侦听 fd 与客户端 fd 是如何挂载到 EPFD 上去的

　　同样的方式，要把一个 fd 挂载到 EPFD 上去，需要调用系统 API epoll_ctl ，搜索一下这个函数名。在文件 ae_epoll.c 中我们找到 aeApiAddEvent 函数：

static int aeApiAddEvent(aeEventLoop *eventLoop, int fd, int mask) {

    aeApiState *state = eventLoop->apidata;

    struct epoll_event ee = {0}; /* avoid valgrind warning */

    /* If the fd was already monitored for some event, we need a MOD

     * operation. Otherwise we need an ADD operation. */

    int op = eventLoop->events[fd].mask == AE_NONE ?

            EPOLL_CTL_ADD : EPOLL_CTL_MOD;

    ee.events = 0;

    mask |= eventLoop->events[fd].mask; /* Merge old events */

    if (mask & AE_READABLE) ee.events |= EPOLLIN;

    if (mask & AE_WRITABLE) ee.events |= EPOLLOUT;

    ee.data.fd = fd;

    if (epoll_ctl(state->epfd,op,fd,&ee) == -1) return -1;

    return 0;

}

　　当把一个 fd 绑定到 EPFD 上去的时候，先从 eventLoop（ aeEventLoop类型）中寻找是否存在已关注的事件类型，如果已经有了，说明使用 epoll_ctl 是更改已绑定的 fd 事件类型（ EPOLL_CTL_MOD ），否则就是添加 fd 到 EPFD 上。

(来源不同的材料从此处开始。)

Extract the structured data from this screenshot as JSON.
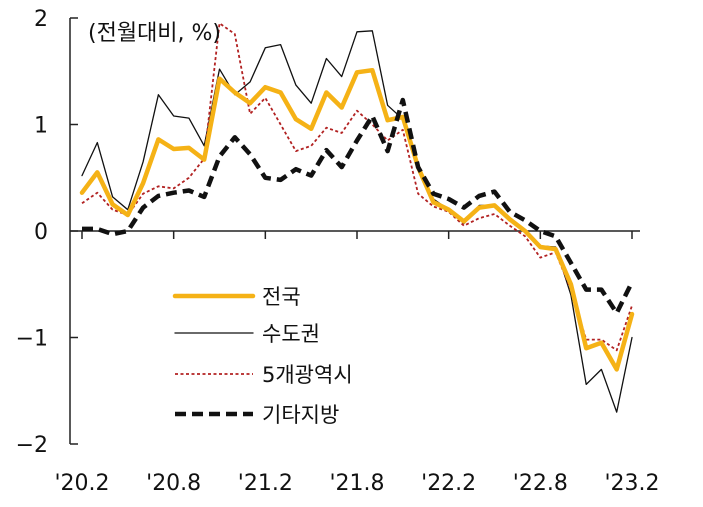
{
  "chart_data": {
    "type": "line",
    "unit_note": "(전월대비, %)",
    "ylim": [
      -2,
      2
    ],
    "y_ticks": [
      2,
      1,
      0,
      -1,
      -2
    ],
    "y_tick_labels": [
      "2",
      "1",
      "0",
      "−1",
      "−2"
    ],
    "x_tick_labels": [
      "'20.2",
      "'20.8",
      "'21.2",
      "'21.8",
      "'22.2",
      "'22.8",
      "'23.2"
    ],
    "x_tick_index": [
      0,
      6,
      12,
      18,
      24,
      30,
      36
    ],
    "grid": false,
    "legend_position": "lower-left inside",
    "series": [
      {
        "name": "전국",
        "color": "#F5B216",
        "style": "thick-solid",
        "values": [
          0.36,
          0.55,
          0.25,
          0.15,
          0.45,
          0.86,
          0.77,
          0.78,
          0.67,
          1.43,
          1.3,
          1.2,
          1.35,
          1.3,
          1.05,
          0.96,
          1.3,
          1.16,
          1.49,
          1.51,
          1.04,
          1.07,
          0.6,
          0.27,
          0.2,
          0.09,
          0.22,
          0.24,
          0.11,
          0.0,
          -0.15,
          -0.17,
          -0.5,
          -1.1,
          -1.05,
          -1.3,
          -0.78
        ]
      },
      {
        "name": "수도권",
        "color": "#111111",
        "style": "thin-solid",
        "values": [
          0.52,
          0.83,
          0.32,
          0.2,
          0.65,
          1.28,
          1.08,
          1.06,
          0.8,
          1.52,
          1.28,
          1.4,
          1.72,
          1.75,
          1.37,
          1.2,
          1.62,
          1.45,
          1.87,
          1.88,
          1.18,
          1.05,
          0.58,
          0.3,
          0.2,
          0.07,
          0.24,
          0.24,
          0.1,
          0.0,
          -0.14,
          -0.15,
          -0.6,
          -1.44,
          -1.3,
          -1.7,
          -1.0
        ]
      },
      {
        "name": "5개광역시",
        "color": "#B22222",
        "style": "dotted",
        "values": [
          0.26,
          0.36,
          0.2,
          0.15,
          0.35,
          0.42,
          0.4,
          0.5,
          0.68,
          1.95,
          1.85,
          1.1,
          1.25,
          1.0,
          0.75,
          0.8,
          0.97,
          0.92,
          1.13,
          1.0,
          0.85,
          0.95,
          0.35,
          0.23,
          0.18,
          0.05,
          0.12,
          0.16,
          0.05,
          -0.05,
          -0.25,
          -0.2,
          -0.55,
          -1.02,
          -1.02,
          -1.12,
          -0.7
        ]
      },
      {
        "name": "기타지방",
        "color": "#111111",
        "style": "thick-dashed",
        "values": [
          0.02,
          0.02,
          -0.03,
          0.0,
          0.22,
          0.33,
          0.36,
          0.38,
          0.32,
          0.7,
          0.88,
          0.72,
          0.5,
          0.48,
          0.58,
          0.52,
          0.76,
          0.6,
          0.85,
          1.08,
          0.75,
          1.23,
          0.6,
          0.35,
          0.3,
          0.22,
          0.33,
          0.37,
          0.18,
          0.1,
          0.0,
          -0.05,
          -0.3,
          -0.55,
          -0.55,
          -0.77,
          -0.48
        ]
      }
    ]
  }
}
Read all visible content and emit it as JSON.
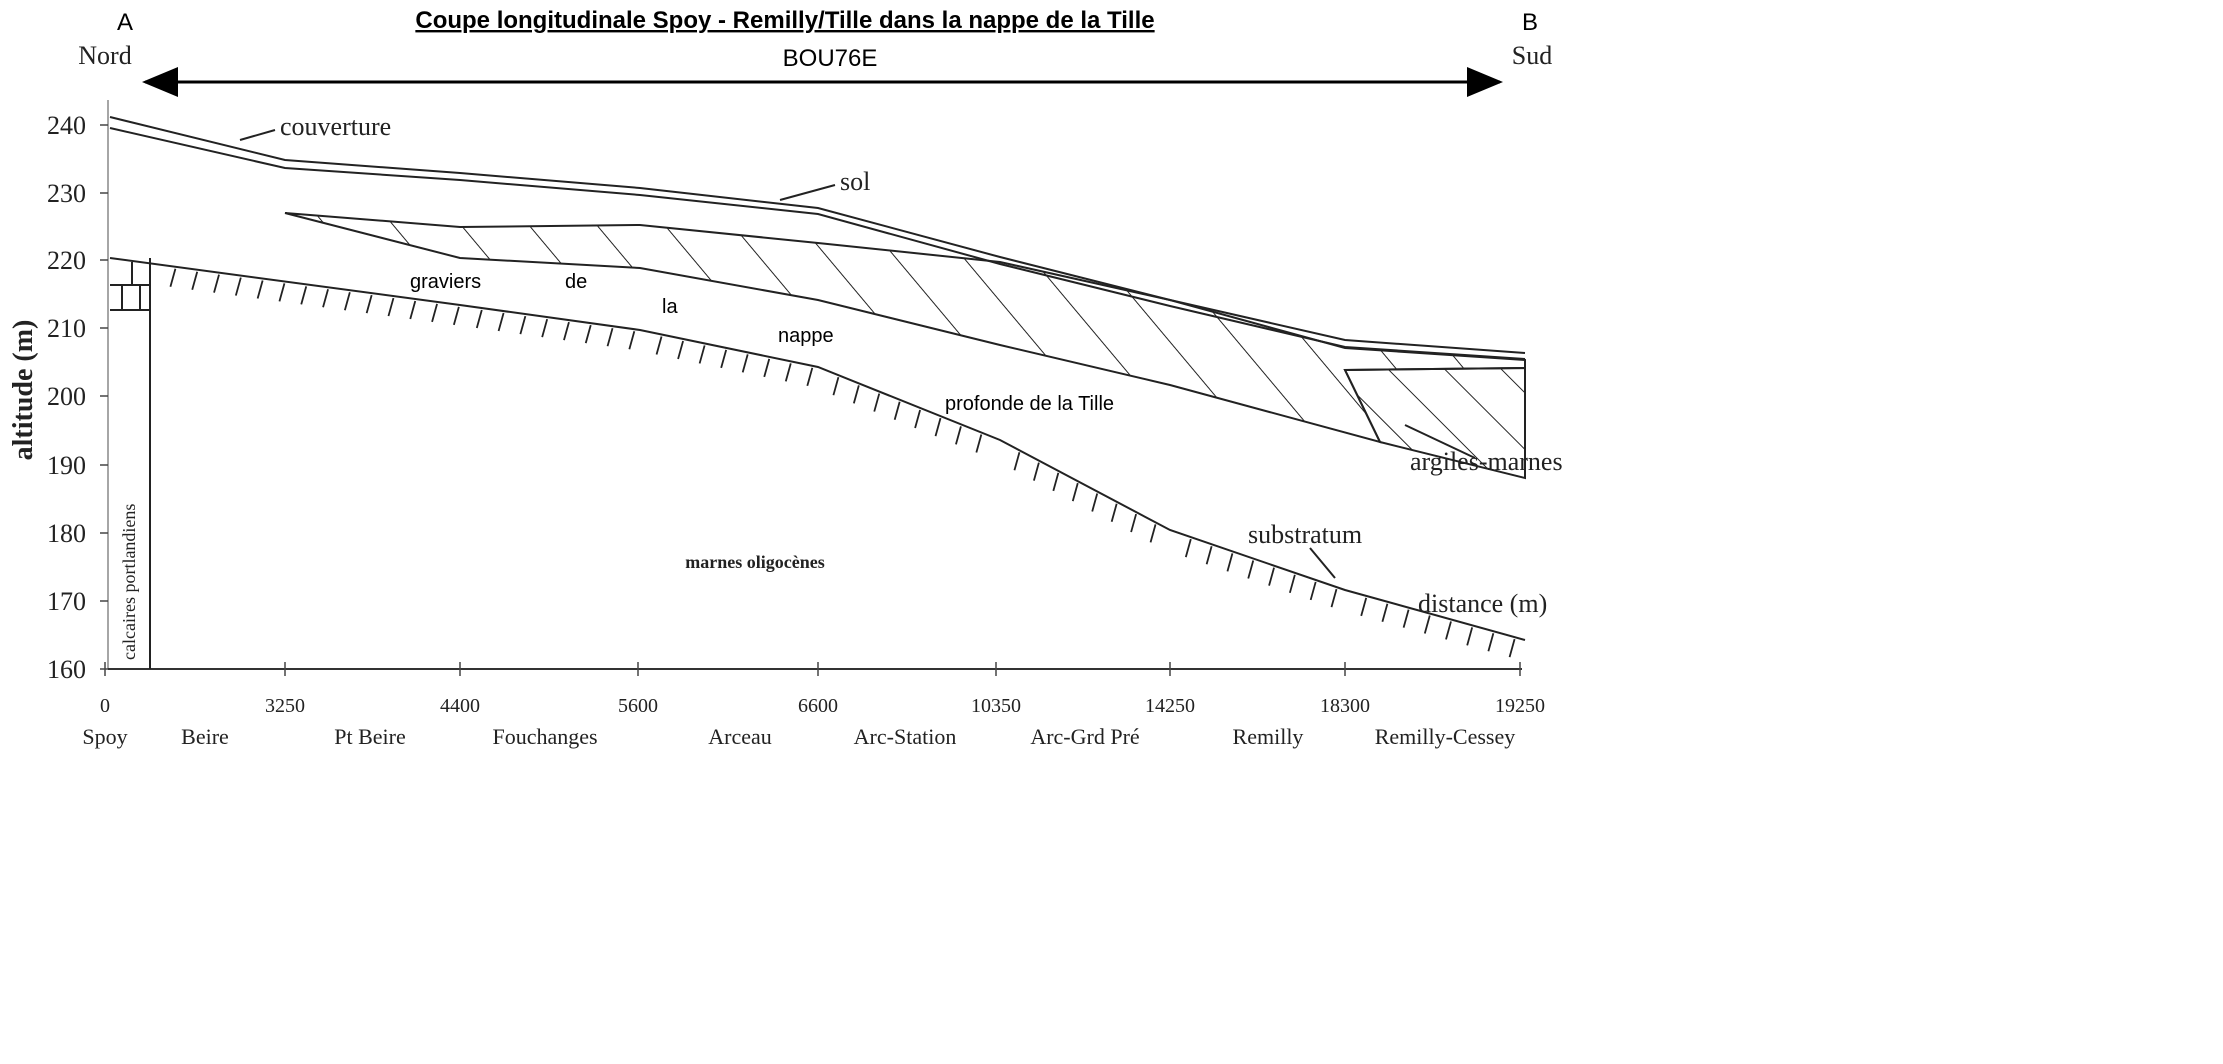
{
  "header": {
    "left": "A",
    "right": "B",
    "title": "Coupe longitudinale Spoy - Remilly/Tille dans la nappe de la Tille"
  },
  "direction": {
    "start": "Nord",
    "end": "Sud",
    "label": "BOU76E"
  },
  "y_axis": {
    "label": "altitude (m)",
    "ticks": [
      240,
      230,
      220,
      210,
      200,
      190,
      180,
      170,
      160
    ]
  },
  "x_axis": {
    "label": "distance (m)",
    "ticks": [
      0,
      3250,
      4400,
      5600,
      6600,
      10350,
      14250,
      18300,
      19250
    ],
    "places": [
      "Spoy",
      "Beire",
      "Pt Beire",
      "Fouchanges",
      "Arceau",
      "Arc-Station",
      "Arc-Grd Pré",
      "Remilly",
      "Remilly-Cessey"
    ]
  },
  "layers": {
    "couverture": "couverture",
    "sol": "sol",
    "gravel_words": [
      "graviers",
      "de",
      "la",
      "nappe",
      "profonde de la Tille"
    ],
    "clay": "argiles-marnes",
    "substratum": "substratum",
    "marl": "marnes oligocènes",
    "limestone": "calcaires portlandiens"
  }
}
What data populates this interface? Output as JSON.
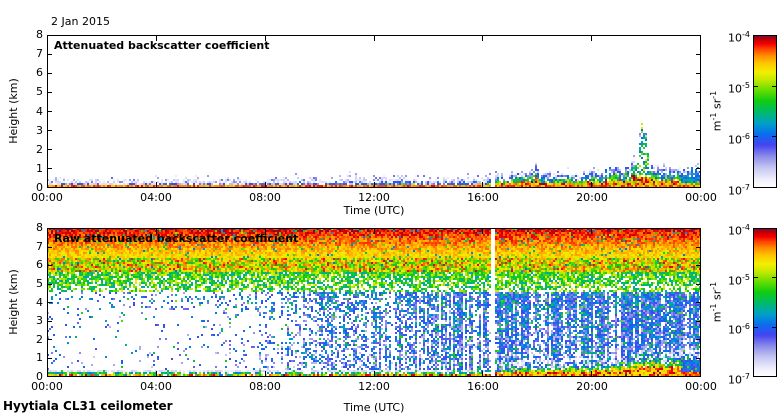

　　在 aeApiAddEvent 加个断点，再重启下 redis-server 。触发断点后的调用堆栈如下：

#0  aeCreateFileEvent (eventLoop=0x7ffff083a0a0, fd=15, mask=mask@entry=1, proc=0x437f50 <acceptTcpHandler>, clientData=clientData@entry=0x0) at ae.c:145

#1  0x000000000042f83b in initServer () at server.c:1927

#2  0x0000000000423803 in main (argc=<optimized out>, argv=0x7fffffffe588) at server.c:3857

　　同样在 initServer 函数中，结合上文分析的侦听 fd 的创建过程，去掉无关代码，抽出这个函数的主脉络得到如下伪代码：

void initServer(void) {

    //记录程序进程 ID

    server.pid = getpid();

    //创建程序的 aeEventLoop 对象和 epfd 对象

    server.el = aeCreateEventLoop(server.maxclients+CONFIG_FDSET_INCR);

    //创建侦听 fd

    listenToPort(server.port,server.ipfd,&server.ipfd_count) == C_ERR)

    //将侦听 fd 设置为非阻塞的

    anetNonBlock(NULL,server.sofd);

    //创建 Redis 的定时器，用于执行定时任务 cron

    /* Create the timer callback, this is our way to process many background

     * operations incrementally, like clients timeout, eviction of unaccessed

     * expired keys and so forth. */

    aeCreateTimeEvent(server.el, 1, serverCron, NULL, NULL) == AE_ERR

    //将侦听 fd 绑定到 epfd 上去

    /* Create an event handler for accepting new connections in TCP and Unix

     * domain sockets. */

     aeCreateFileEvent(server.el, server.ipfd[j], AE_READABLE, acceptTcpHandler,NULL) == AE_ERR

    //创建一个管道，用于在需要时去唤醒 epoll_wait 挂起的整个 EventLoop

    /* Register a readable event for the pipe used to awake the event loop

     * when a blocked client in a module needs attention. */

    aeCreateFileEvent(server.el, server.module_blocked_pipe[0], AE_READABLE, moduleBlockedClientPipeReadable,NULL) == AE_ERR)

}

　　注意：这里所说的“主脉络”是指我们关心的网络通信的主脉络，不代表这个函数中其他代码就不是主要的。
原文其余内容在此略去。